Melee and Kitster are the only ones who don't give him secretive glances full of confusion, but he wishes that people would stop looking at him. (He almost remembers that people stared at him during the war, too, but that was a lifetime ago…. There's no need to try and remember anything that isn't his.)

Anakin rarely talks, and when he does, he mostly speaks in Mlioik. He remembers Basic, but only because he needs to. Not everyone on Tattoine—not everyone who takes back what they never had—are of Mli descent, not everyone knows the language of the desert.

(Sometimes, even he doesn't know.)

xxx

He does not remember how much time has passed. The Hutts have lost, and now there is democracy and heritage has been restored.

What the desert wills, no man may undo.

He does not know it—(he never will)—but the desert is taking his soul; taking back what it has claimed years ago, the moment he landed on Tattoine, barely two days old. Even if he knew, he would not try to stop it: there's nothing left for him, anywhere.

He takes his few belongings, one day, and wanders out to the unknown. He is never seen again, but the grandchildren and great-grandchildren of the New Era sometimes speak of a desert man who does not bow to anyone, not even the desert, who comes out when the deserts is at its calmest—just very briefly—and turns his face to the moons and does not say a word.

The children whisper to each other that he must have been rejected, or maybe he was looking for someone, or maybe—and this, really, is almost forbidden to say, but the children are nothing if not brave—he laughed when it rained. It never rains on Tattoine—actually, any occurrence is held in reverence and sorrow because myth says the only time it rains on Tattoine is the only time a Goddess has died. Even those who do not follow the Mli religion and their myths know that the desert is a feminine creation, at the mercy of feminine wiles; on Tattoine, to be a woman is to be sacred, no matter species or status.

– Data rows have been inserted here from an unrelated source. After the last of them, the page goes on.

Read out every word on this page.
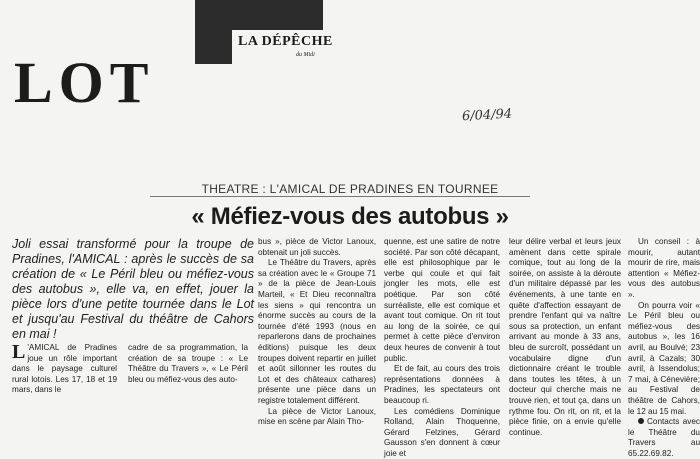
LA DÉPÊCHE
du Midi
LOT
6/04/94
THEATRE : L'AMICAL DE PRADINES EN TOURNEE
« Méfiez-vous des autobus »

Joli essai transformé pour la troupe de Pradines, l'AMICAL : après le succès de sa création de « Le Péril bleu ou méfiez-vous des autobus », elle va, en effet, jouer la pièce lors d'une petite tournée dans le Lot et jusqu'au Festival du théâtre de Cahors en mai !

L 'AMICAL de Pradines joue un rôle important dans le paysage culturel rural lotois. Les 17, 18 et 19 mars, dans le

cadre de sa programmation, la création de sa troupe : « Le Théâtre du Travers », « Le Péril bleu ou méfiez-vous des auto-

bus », pièce de Victor Lanoux, obtenait un joli succès.

Le Théâtre du Travers, après sa création avec le « Groupe 71 » de la pièce de Jean-Louis Marteil, « Et Dieu reconnaîtra les siens » qui rencontra un énorme succès au cours de la tournée d'été 1993 (nous en reparlerons dans de prochaines éditions) puisque les deux troupes doivent repartir en juillet et août sillonner les routes du Lot et des châteaux cathares) présente une pièce dans un registre totalement différent.

La pièce de Victor Lanoux, mise en scène par Alain Tho-

quenne, est une satire de notre société. Par son côté décapant, elle est philosophique par le verbe qui coule et qui fait jongler les mots, elle est poétique. Par son côté surréaliste, elle est comique et avant tout comique. On rit tout au long de la soirée, ce qui permet à cette pièce d'environ deux heures de convenir à tout public.

Et de fait, au cours des trois représentations données à Pradines, les spectateurs ont beaucoup ri.

Les comédiens Dominique Rolland, Alain Thoquenne, Gérard Felzines, Gérard Gausson s'en donnent à cœur joie et

leur délire verbal et leurs jeux amènent dans cette spirale comique, tout au long de la soirée, on assiste à la déroute d'un militaire dépassé par les événements, à une tante en quête d'affection essayant de prendre l'enfant qui va naître sous sa protection, un enfant arrivant au monde à 33 ans, bleu de surcroît, possédant un vocabulaire digne d'un dictionnaire créant le trouble dans toutes les têtes, à un docteur qui cherche mais ne trouve rien, et tout ça, dans un rythme fou. On rit, on rit, et la pièce finie, on a envie qu'elle continue.

Un conseil : à mourir, autant mourir de rire, mais attention « Méfiez-vous des autobus ».

On pourra voir « Le Péril bleu ou méfiez-vous des autobus », les 16 avril, au Boulvé; 23 avril, à Cazals; 30 avril, à Issendolus; 7 mai, à Cénevière; au Festival de théâtre de Cahors, le 12 au 15 mai.

Contacts avec le Théâtre du Travers au 65.22.69.82.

To laugh at the death of one is an act of sin beyond all else.

The desert man never takes notice of their whispers and their stares: by the time he has heard or seen them, he has forgotten. He does not know that the children are wrong, that he did not laugh, nor was he rejected, nor is he looking for someone.

For generations, he has wandered the desert, trapped by his own inability to want to leave. For generations, he will continue to wander until he has accepted his loss and the desert's claim. His mind cannot let go of his soul, and neither can the desert let go his soul; a viscous battle that will never end until either lets go.

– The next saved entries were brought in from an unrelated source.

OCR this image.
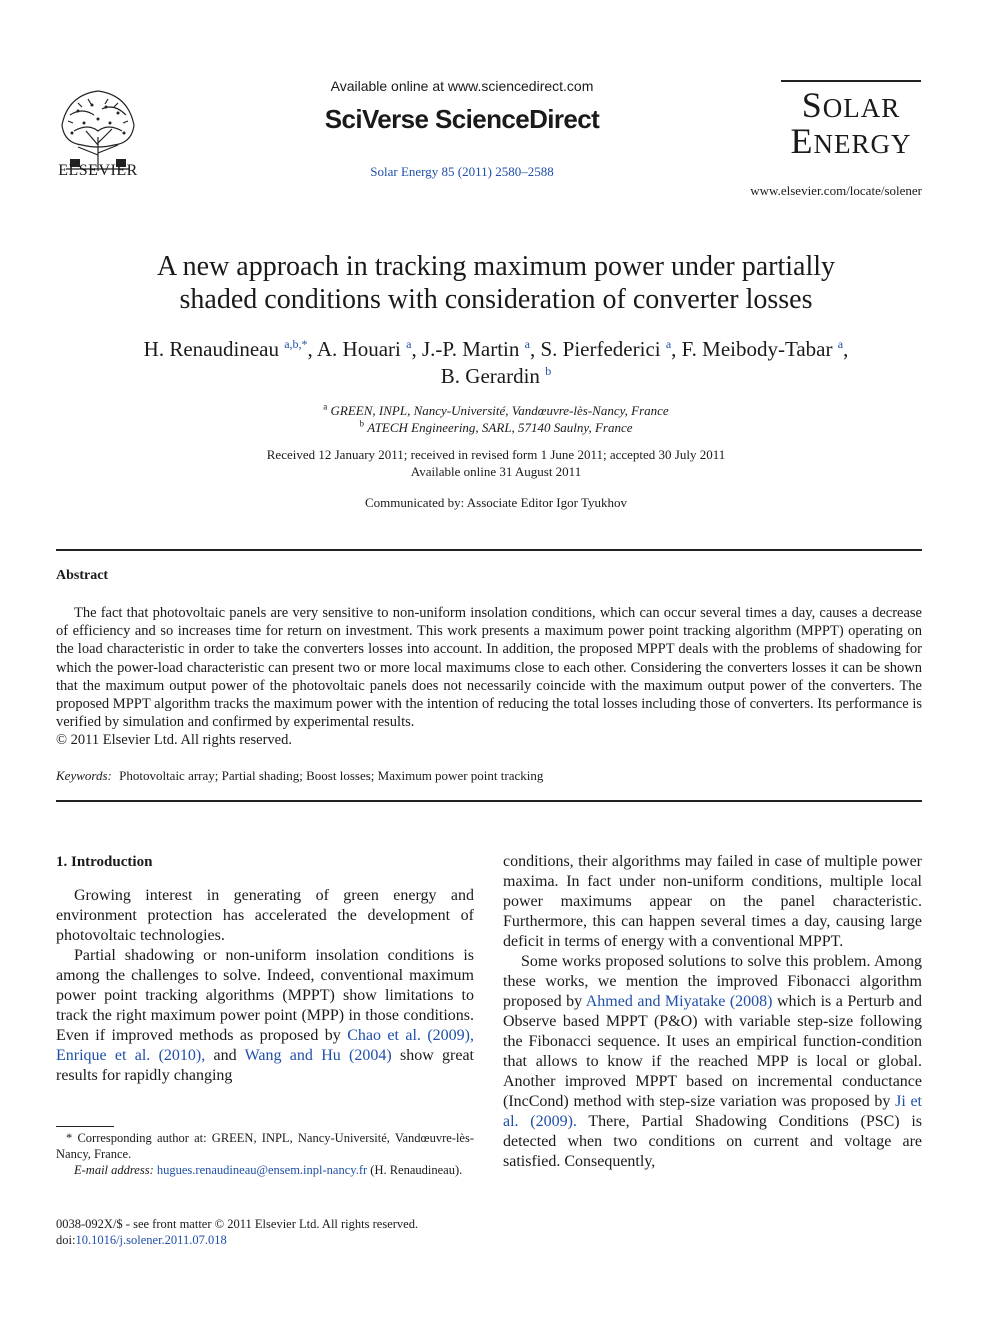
ELSEVIER
Available online at www.sciencedirect.com
SciVerse ScienceDirect
Solar Energy 85 (2011) 2580–2588
SOLAR
ENERGY
www.elsevier.com/locate/solener
A new approach in tracking maximum power under partially
shaded conditions with consideration of converter losses
H. Renaudineau $^{a,b,*}$, A. Houari $^a$, J.-P. Martin $^a$, S. Pierfederici $^a$, F. Meibody-Tabar $^a$,
B. Gerardin $^b$
$^a$ GREEN, INPL, Nancy-Université, Vandœuvre-lès-Nancy, France
$^b$ ATECH Engineering, SARL, 57140 Saulny, France
Received 12 January 2011; received in revised form 1 June 2011; accepted 30 July 2011
Available online 31 August 2011
Communicated by: Associate Editor Igor Tyukhov
Abstract
The fact that photovoltaic panels are very sensitive to non-uniform insolation conditions, which can occur several times a day, causes a decrease of efficiency and so increases time for return on investment. This work presents a maximum power point tracking algorithm (MPPT) operating on the load characteristic in order to take the converters losses into account. In addition, the proposed MPPT deals with the problems of shadowing for which the power-load characteristic can present two or more local maximums close to each other. Considering the converters losses it can be shown that the maximum output power of the photovoltaic panels does not necessarily coincide with the maximum output power of the converters. The proposed MPPT algorithm tracks the maximum power with the intention of reducing the total losses including those of converters. Its performance is verified by simulation and confirmed by experimental results.
© 2011 Elsevier Ltd. All rights reserved.
Keywords: Photovoltaic array; Partial shading; Boost losses; Maximum power point tracking
1. Introduction

Growing interest in generating of green energy and environment protection has accelerated the development of photovoltaic technologies.

Partial shadowing or non-uniform insolation conditions is among the challenges to solve. Indeed, conventional maximum power point tracking algorithms (MPPT) show limitations to track the right maximum power point (MPP) in those conditions. Even if improved methods as proposed by Chao et al. (2009), Enrique et al. (2010), and Wang and Hu (2004) show great results for rapidly changing

conditions, their algorithms may failed in case of multiple power maxima. In fact under non-uniform conditions, multiple local power maximums appear on the panel characteristic. Furthermore, this can happen several times a day, causing large deficit in terms of energy with a conventional MPPT.

Some works proposed solutions to solve this problem. Among these works, we mention the improved Fibonacci algorithm proposed by Ahmed and Miyatake (2008) which is a Perturb and Observe based MPPT (P&O) with variable step-size following the Fibonacci sequence. It uses an empirical function-condition that allows to know if the reached MPP is local or global. Another improved MPPT based on incremental conductance (IncCond) method with step-size variation was proposed by Ji et al. (2009). There, Partial Shadowing Conditions (PSC) is detected when two conditions on current and voltage are satisfied. Consequently,

* Corresponding author at: GREEN, INPL, Nancy-Université, Vandœuvre-lès-Nancy, France.
E-mail address: hugues.renaudineau@ensem.inpl-nancy.fr (H. Renaudineau).
0038-092X/$ - see front matter © 2011 Elsevier Ltd. All rights reserved.
doi:10.1016/j.solener.2011.07.018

…The desert man has nothing left to hold.

xxx

One thousand two hundred and thirty-three months.

In the end, he lets go. He has finally forgotten the last thing he has ever known: remembering.

(When he arrives in the Force, Padmé is the first one to greet him, followed by Obi-Wan, then Ahsoka, and the two Jedi children who have died centuries ago. There is laughing and crying and hugging and the desert man—and Anakin finally remembers.)

a.n: wow. five months spent with this thing, and I am finally done with 1,924 words. i have put my soul into this thing, and i am pleased with the results. there is the happy ending, and the introspection, and the desert, and the revolution, and…yeah.

i really hope you have enjoyed reading this as i have enjoyed writing it.